We would like to share more details about the events that occurred with Memsource between 8:25 and 9:45 CEST on October 7th, 2021 which led to a partial performance degradation of all Memsource components and what Memsource engineers are doing to prevent these issues from happening again.
Wed 6th October 15:00 CEST: A new version of the database cleaner is deployed to production servers.
Wed 6th October 16:00 CEST: The database cleaner periodically runs new complex queries which start consuming available burst IO capacity on one of the database volumes.
Thu 7th October 7:41 CEST: Deployment of a new version of the Memsource service starts, invalidates the local cache and subsequently increases the number of database IO operations.
Thu 7th October 8:20 CEST: Available burst IO capacity is completely consumed on one of the database volumes; only the baseline IO capacity is now available for processing incoming database queries.

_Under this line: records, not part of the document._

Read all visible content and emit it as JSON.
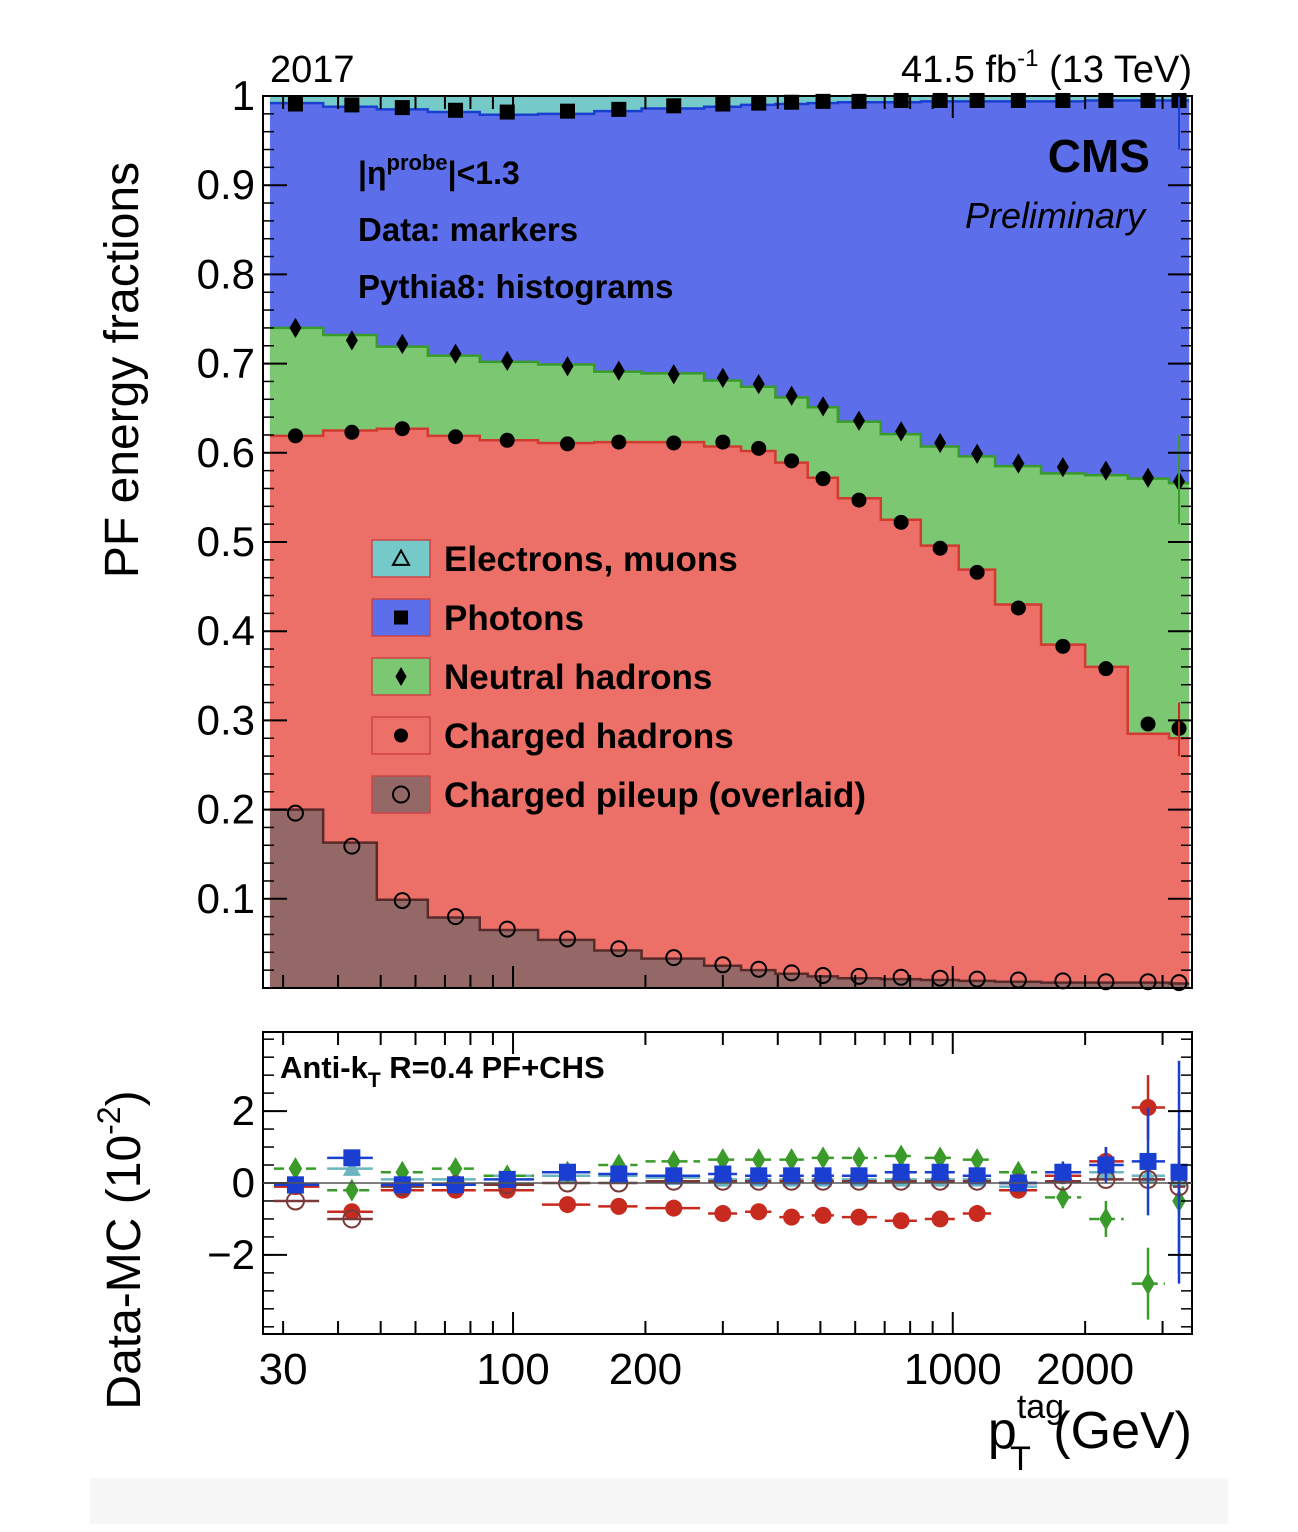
{
  "header": {
    "year_label": "2017",
    "lumi_value": "41.5 fb",
    "lumi_exp": "-1",
    "lumi_energy": " (13 TeV)"
  },
  "annotations": {
    "experiment": "CMS",
    "status": "Preliminary",
    "eta_prefix": "|η",
    "eta_sup": "probe",
    "eta_suffix": "|<1.3",
    "data_note": "Data: markers",
    "mc_note": "Pythia8: histograms",
    "jet_prefix": "Anti-k",
    "jet_sub": "T",
    "jet_suffix": " R=0.4 PF+CHS"
  },
  "axes": {
    "top_ylabel": "PF energy fractions",
    "bottom_ylabel_main": "Data-MC (10",
    "bottom_ylabel_exp": "-2",
    "bottom_ylabel_close": ")",
    "xlabel_base": "p",
    "xlabel_sup": "tag",
    "xlabel_sub": "T",
    "xlabel_unit": " (GeV)"
  },
  "chart_data": [
    {
      "type": "area",
      "panel": "top",
      "x_scale": "log",
      "xlim": [
        27,
        3500
      ],
      "ylim": [
        0,
        1
      ],
      "yticks": [
        "0.1",
        "0.2",
        "0.3",
        "0.4",
        "0.5",
        "0.6",
        "0.7",
        "0.8",
        "0.9",
        "1"
      ],
      "bins": [
        [
          28,
          37
        ],
        [
          37,
          49
        ],
        [
          49,
          64
        ],
        [
          64,
          84
        ],
        [
          84,
          114
        ],
        [
          114,
          153
        ],
        [
          153,
          196
        ],
        [
          196,
          272
        ],
        [
          272,
          330
        ],
        [
          330,
          395
        ],
        [
          395,
          468
        ],
        [
          468,
          548
        ],
        [
          548,
          686
        ],
        [
          686,
          846
        ],
        [
          846,
          1032
        ],
        [
          1032,
          1248
        ],
        [
          1248,
          1588
        ],
        [
          1588,
          2000
        ],
        [
          2000,
          2500
        ],
        [
          2500,
          3103
        ],
        [
          3103,
          3450
        ]
      ],
      "x": [
        32,
        43,
        56,
        74,
        97,
        133,
        174,
        232,
        300,
        362,
        430,
        507,
        612,
        763,
        936,
        1136,
        1410,
        1780,
        2230,
        2780,
        3270
      ],
      "stack_series": [
        {
          "name": "Charged hadrons",
          "mc_values": [
            0.619,
            0.625,
            0.627,
            0.619,
            0.614,
            0.611,
            0.612,
            0.612,
            0.607,
            0.602,
            0.589,
            0.572,
            0.549,
            0.525,
            0.496,
            0.469,
            0.43,
            0.385,
            0.36,
            0.285,
            0.28
          ],
          "data_values": [
            0.619,
            0.623,
            0.627,
            0.618,
            0.614,
            0.61,
            0.612,
            0.611,
            0.612,
            0.605,
            0.591,
            0.571,
            0.547,
            0.522,
            0.493,
            0.466,
            0.426,
            0.383,
            0.358,
            0.296,
            0.291
          ]
        },
        {
          "name": "Neutral hadrons",
          "mc_values": [
            0.74,
            0.732,
            0.719,
            0.709,
            0.702,
            0.699,
            0.691,
            0.689,
            0.681,
            0.674,
            0.662,
            0.651,
            0.635,
            0.621,
            0.607,
            0.596,
            0.585,
            0.577,
            0.575,
            0.571,
            0.566
          ],
          "data_values": [
            0.74,
            0.726,
            0.722,
            0.711,
            0.703,
            0.697,
            0.692,
            0.688,
            0.684,
            0.677,
            0.664,
            0.652,
            0.636,
            0.624,
            0.611,
            0.599,
            0.588,
            0.584,
            0.58,
            0.572,
            0.568
          ]
        },
        {
          "name": "Photons",
          "mc_values": [
            0.992,
            0.988,
            0.985,
            0.982,
            0.979,
            0.98,
            0.983,
            0.986,
            0.988,
            0.99,
            0.991,
            0.992,
            0.993,
            0.993,
            0.994,
            0.994,
            0.994,
            0.994,
            0.995,
            0.995,
            0.995
          ],
          "data_values": [
            0.991,
            0.99,
            0.987,
            0.984,
            0.982,
            0.983,
            0.985,
            0.989,
            0.991,
            0.992,
            0.993,
            0.994,
            0.994,
            0.995,
            0.995,
            0.995,
            0.995,
            0.995,
            0.995,
            0.995,
            0.995
          ]
        },
        {
          "name": "Electrons, muons",
          "mc_values": [
            1,
            1,
            1,
            1,
            1,
            1,
            1,
            1,
            1,
            1,
            1,
            1,
            1,
            1,
            1,
            1,
            1,
            1,
            1,
            1,
            1
          ],
          "data_values": [
            1,
            1,
            1,
            1,
            1,
            1,
            1,
            1,
            1,
            1,
            1,
            1,
            1,
            1,
            1,
            1,
            1,
            1,
            1,
            1,
            1
          ]
        }
      ],
      "overlay_series": {
        "name": "Charged pileup (overlaid)",
        "mc_values": [
          0.2,
          0.163,
          0.099,
          0.079,
          0.065,
          0.054,
          0.042,
          0.033,
          0.025,
          0.02,
          0.016,
          0.013,
          0.011,
          0.01,
          0.009,
          0.008,
          0.007,
          0.006,
          0.006,
          0.006,
          0.005
        ],
        "data_values": [
          0.196,
          0.159,
          0.098,
          0.08,
          0.066,
          0.055,
          0.044,
          0.034,
          0.026,
          0.021,
          0.017,
          0.014,
          0.013,
          0.012,
          0.011,
          0.01,
          0.009,
          0.008,
          0.007,
          0.007,
          0.006
        ]
      },
      "legend": [
        {
          "label": "Electrons, muons",
          "marker": "triangle-open",
          "fill": "#75c9c9"
        },
        {
          "label": "Photons",
          "marker": "square",
          "fill": "#5c6eea"
        },
        {
          "label": "Neutral hadrons",
          "marker": "diamond",
          "fill": "#7cc772"
        },
        {
          "label": "Charged hadrons",
          "marker": "circle",
          "fill": "#ec7068"
        },
        {
          "label": "Charged pileup (overlaid)",
          "marker": "circle-open",
          "fill": "#956868"
        }
      ],
      "colors": {
        "electrons": "#75c9c9",
        "photons": "#5c6eea",
        "neutral": "#7cc772",
        "charged": "#ec7068",
        "pileup": "#956868"
      }
    },
    {
      "type": "scatter",
      "panel": "bottom",
      "x_scale": "log",
      "xlim": [
        27,
        3500
      ],
      "ylim": [
        -4.2,
        4.2
      ],
      "yticks": [
        "-2",
        "0",
        "2"
      ],
      "xticks": [
        "30",
        "100",
        "200",
        "1000",
        "2000"
      ],
      "series": [
        {
          "name": "Electrons, muons",
          "color": "#6ab5c0",
          "marker": "triangle",
          "y": [
            -0.1,
            0.4,
            0.1,
            0.1,
            0.2,
            0.2,
            0.2,
            0.15,
            0.1,
            0.1,
            0.1,
            0.1,
            0.1,
            0.1,
            0.1,
            0.1,
            -0.1,
            0.2,
            0.3,
            0.2,
            0.1
          ]
        },
        {
          "name": "Photons",
          "color": "#1a3fd0",
          "marker": "square",
          "y": [
            -0.05,
            0.7,
            -0.05,
            -0.05,
            0.1,
            0.3,
            0.25,
            0.2,
            0.25,
            0.2,
            0.2,
            0.2,
            0.2,
            0.3,
            0.3,
            0.2,
            0.0,
            0.3,
            0.5,
            0.6,
            0.3
          ],
          "err": [
            0.1,
            0.1,
            0.1,
            0.1,
            0.1,
            0.1,
            0.1,
            0.1,
            0.1,
            0.1,
            0.1,
            0.1,
            0.1,
            0.1,
            0.1,
            0.1,
            0.1,
            0.3,
            0.5,
            1.5,
            3.1
          ]
        },
        {
          "name": "Neutral hadrons",
          "color": "#3a9a2a",
          "marker": "diamond",
          "y": [
            0.4,
            -0.2,
            0.3,
            0.4,
            0.2,
            0.3,
            0.5,
            0.6,
            0.65,
            0.65,
            0.65,
            0.7,
            0.7,
            0.75,
            0.7,
            0.65,
            0.3,
            -0.4,
            -1.0,
            -2.8,
            -0.5
          ],
          "err": [
            0.1,
            0.1,
            0.1,
            0.1,
            0.1,
            0.1,
            0.1,
            0.1,
            0.1,
            0.1,
            0.1,
            0.1,
            0.1,
            0.1,
            0.1,
            0.1,
            0.1,
            0.3,
            0.5,
            1.0,
            2.0
          ]
        },
        {
          "name": "Charged hadrons",
          "color": "#c72a1e",
          "marker": "circle",
          "y": [
            -0.1,
            -0.8,
            -0.2,
            -0.2,
            -0.2,
            -0.6,
            -0.65,
            -0.7,
            -0.85,
            -0.8,
            -0.95,
            -0.9,
            -0.95,
            -1.05,
            -1.0,
            -0.85,
            -0.2,
            0.2,
            0.6,
            2.1,
            0.3
          ],
          "err": [
            0.1,
            0.1,
            0.1,
            0.1,
            0.1,
            0.1,
            0.1,
            0.1,
            0.1,
            0.1,
            0.1,
            0.1,
            0.1,
            0.1,
            0.1,
            0.1,
            0.1,
            0.2,
            0.4,
            0.9,
            1.0
          ]
        },
        {
          "name": "Charged pileup (overlaid)",
          "color": "#7a3a3a",
          "marker": "circle-open",
          "y": [
            -0.5,
            -1.0,
            -0.1,
            -0.05,
            -0.05,
            0.0,
            0.0,
            0.05,
            0.05,
            0.05,
            0.05,
            0.05,
            0.05,
            0.05,
            0.05,
            0.05,
            0.0,
            0.05,
            0.1,
            0.1,
            -0.1
          ]
        }
      ]
    }
  ]
}
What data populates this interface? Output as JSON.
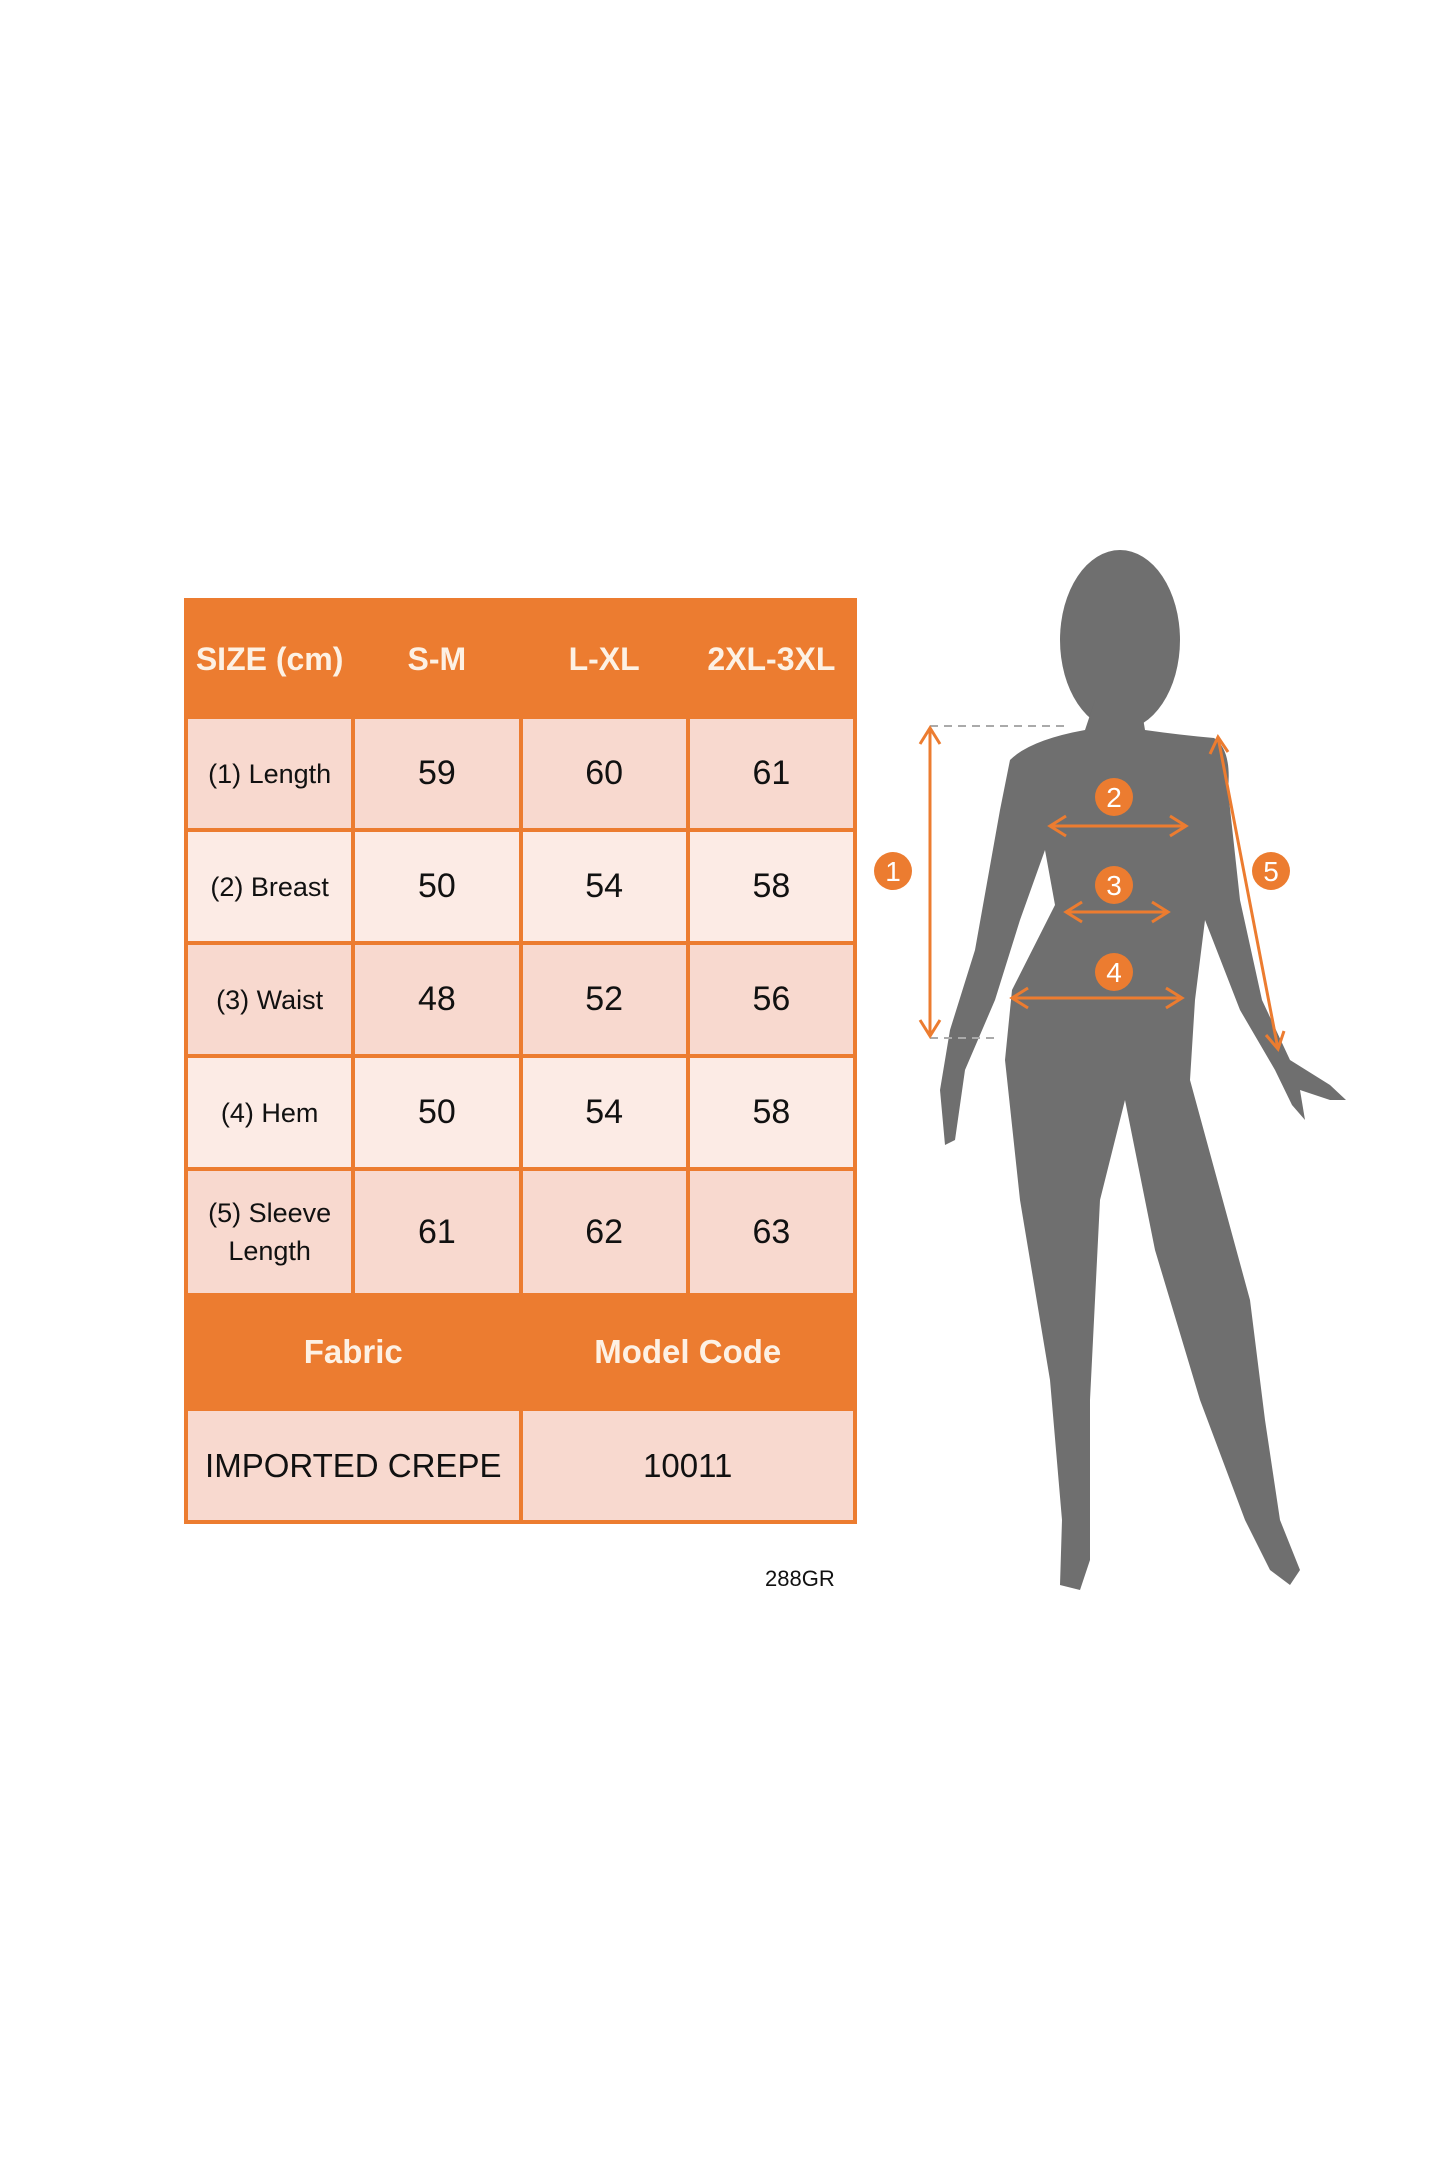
{
  "table": {
    "header": [
      "SIZE (cm)",
      "S-M",
      "L-XL",
      "2XL-3XL"
    ],
    "rows": [
      {
        "label": "(1) Length",
        "values": [
          "59",
          "60",
          "61"
        ]
      },
      {
        "label": "(2) Breast",
        "values": [
          "50",
          "54",
          "58"
        ]
      },
      {
        "label": "(3) Waist",
        "values": [
          "48",
          "52",
          "56"
        ]
      },
      {
        "label": "(4) Hem",
        "values": [
          "50",
          "54",
          "58"
        ]
      },
      {
        "label": "(5) Sleeve Length",
        "values": [
          "61",
          "62",
          "63"
        ]
      }
    ],
    "info_header": [
      "Fabric",
      "Model Code"
    ],
    "info_values": [
      "IMPORTED CREPE",
      "10011"
    ]
  },
  "product_code": "288GR",
  "figure": {
    "markers": [
      "1",
      "2",
      "3",
      "4",
      "5"
    ]
  },
  "colors": {
    "accent": "#ec7c30",
    "row_odd": "#f8d9cf",
    "row_even": "#fcebe5",
    "silhouette": "#6f6f6f"
  }
}
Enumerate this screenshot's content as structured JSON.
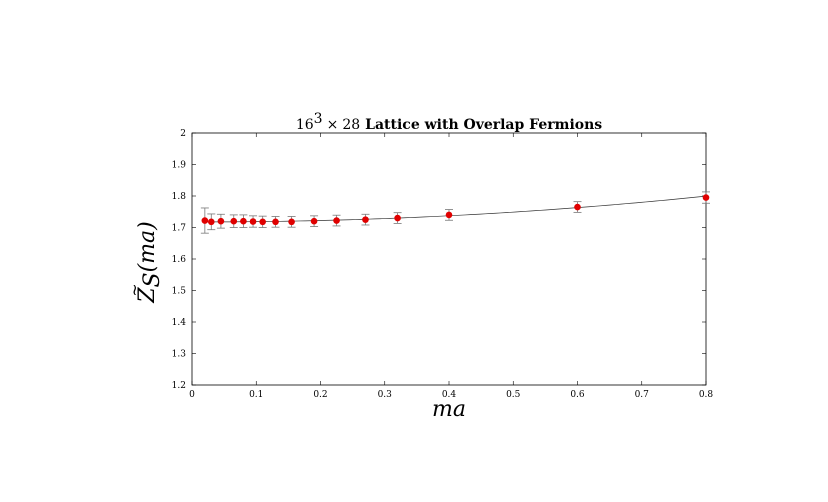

Thu 7th October 8:25 CEST: The database load is too high, increasing the response time of user requests and slowing down some parts of the Memsource service. The service becomes unavailable for some users.
Thu 7th October 8:26 CEST: Automated monitoring starts reporting the slow response of the system. Memsource engineers start looking for the cause of the problem.
Thu 7th October 8:48 CEST: Some servers are reconfigured to disable unnecessary database requests to decrease the database load; Memsource engineers continue looking for the root cause.
Thu 7th October 9:16 CEST: The database cleaner and consumed burst IO capacity are identified as the root cause.
Thu 7th October 9:18 CEST: The database cleaner is paused and IO capacity on the disk volume is increased; the database load quickly returns back to normal.
Thu 7th October 9:28 CEST: Database load and response time of the system are returning back to normal.
Thu 7th October 9:40 CEST: The incident is resolved.
Processing of complex queries in a new version of the database cleaner created large temporary database tables on a database volume dedicated to creating such tables. Processing such queries required increasingly demanding performance which led to a gradual consumption of all available burstable IO capacity of the volume. There was no automated alert set up for an incident of this type. Exhaustion of the burst IO capacity was accelerated by clearing the cache during the deployment of a new version of the system. The result of this chain of events was many queued database queries which could not be processed fast enough leading to a degradation of the service response time.
Finally, we want to apologize. We know how critical our services are to your business. Memsource as a whole will do everything to learn from this incident and use it to drive improvements across our services. As with any significant operational issue, Memsource engineers will be working tirelessly over the next coming days and weeks on improving their understanding of the incident and determine how to make changes that improve our services and processes.